Hackney Libraries focuses particularly on the story of White and her work with children during the Second World War.
#librariesweek 11 Despite the book shortage, mutilated buildings, library bombings and decline of the population to less than half, Shoreditch’s work to take libraries out to the community led to an 80% increase in books being issued during 1942-1944 pic.twitter.com/dBhbnLncBn— Hackney Libraries (@hackneylibs) October 5, 2021
The idea proved so popular that White and borough librarian CM Jackson ordered book collections in 25 air raid shelters. Hackney Libraries shared: “At Old Street Station during an air raid in 1941, 162 out of 750 shelters borrowed a book.” Hackney Libraries also shared that White sent 200 books to Norfolk and 1500 to East Suffolk for the use of children evacuated from Shoreditch.
In 1946 White passed the Library Association Classification Examination. This new qualification led her to the role of Head Children’s Librarian at Hackney Library.
Councillor Guy Nicholson, deputy mayor for housing supply, planning, culture and inclusive economy told ELL: “We recognise that the library is more than a pace for reading or lending books and that each of Hackney’ eight libraries serves a different audience with a variety of needs.
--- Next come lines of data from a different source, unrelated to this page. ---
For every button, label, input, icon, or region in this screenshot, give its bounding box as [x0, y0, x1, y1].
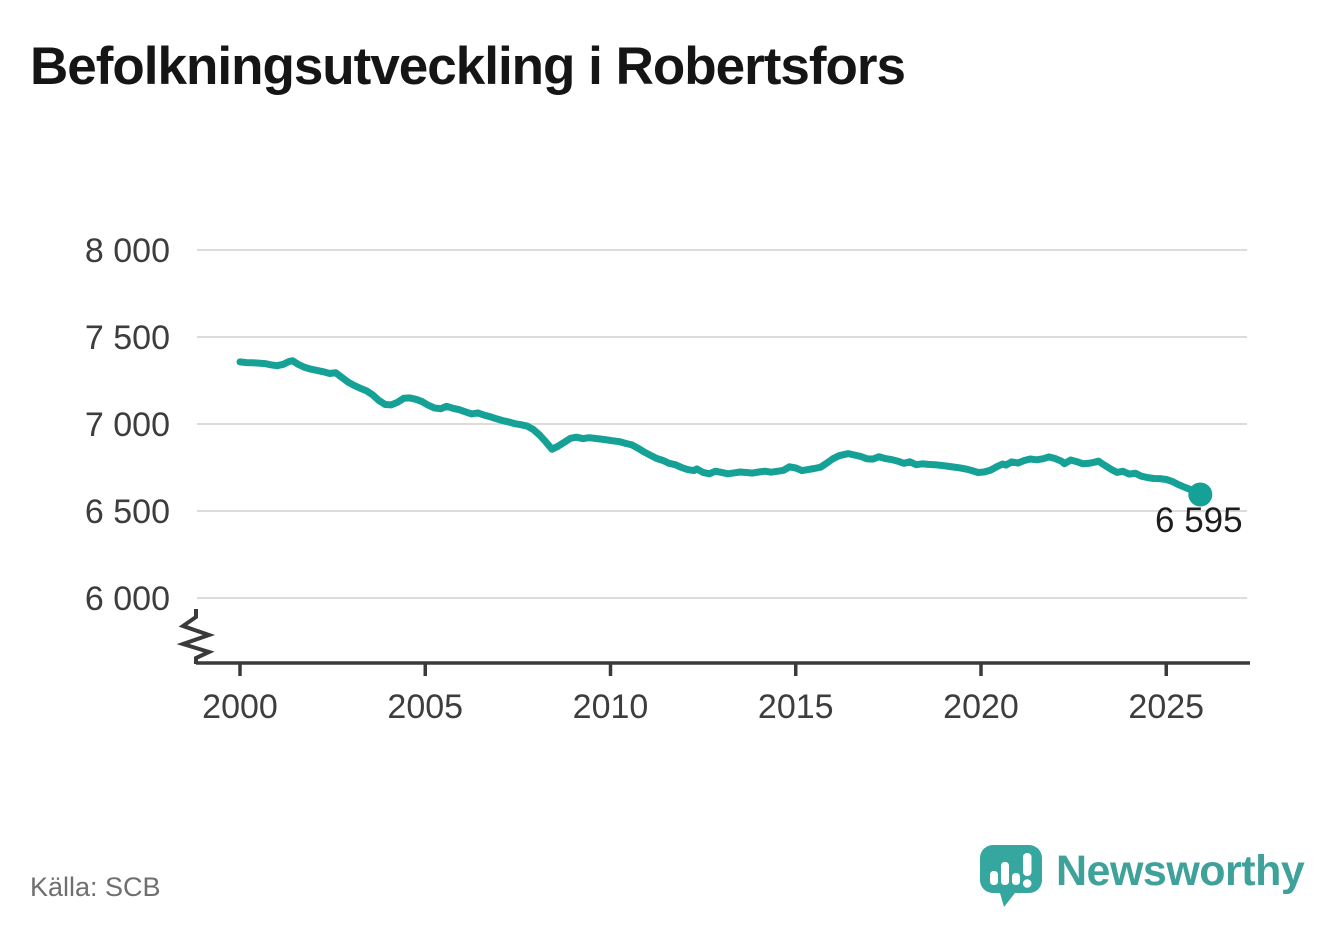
y-tick-label: 6 500 [85, 493, 170, 531]
x-tick-label: 2020 [943, 688, 1019, 726]
brand-logo: Newsworthy [980, 845, 1305, 913]
x-tick-label: 2015 [758, 688, 834, 726]
y-tick-label: 7 500 [85, 319, 170, 357]
end-value-label: 6 595 [1155, 501, 1243, 540]
x-axis-labels: 2000 2005 2010 2015 2020 2025 [202, 688, 1204, 726]
end-point-dot [1188, 482, 1213, 507]
brand-wordmark: Newsworthy [1056, 847, 1305, 895]
y-tick-label: 8 000 [85, 232, 170, 270]
x-tick-label: 2025 [1128, 688, 1204, 726]
icon-bar-chart [990, 853, 1032, 888]
axis-break-icon [176, 609, 216, 664]
y-axis-labels: 8 000 7 500 7 000 6 500 6 000 [85, 232, 170, 618]
x-tick-label: 2005 [387, 688, 463, 726]
x-axis [196, 661, 1250, 676]
newsworthy-icon [980, 845, 1042, 907]
gridlines [197, 249, 1247, 599]
x-tick-label: 2010 [573, 688, 649, 726]
y-tick-label: 7 000 [85, 406, 170, 444]
chart-title: Befolkningsutveckling i Robertsfors [30, 37, 906, 96]
x-tick-label: 2000 [202, 688, 278, 726]
population-series-line [236, 357, 1204, 498]
source-label: Källa: SCB [30, 872, 161, 902]
y-tick-label: 6 000 [85, 580, 170, 618]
“For some visiting the local library helps tackle loneliness and social isolation, for others they are meeting spaces to connect with friends or like minded neighbours.They are open and inclusive places that help create a fairer, more equal Hackney. They are places that provide an open door to opportunity for all.
“That’s why we are now creating, with our residents, a long-term plan for our libraries to ensure they remain at the heart of our communities. We want to redesign our library service so they meet the needs of our diverse communities, are fit for the modern, digital world and deliver a range of first-class services that are accessible to everyone.”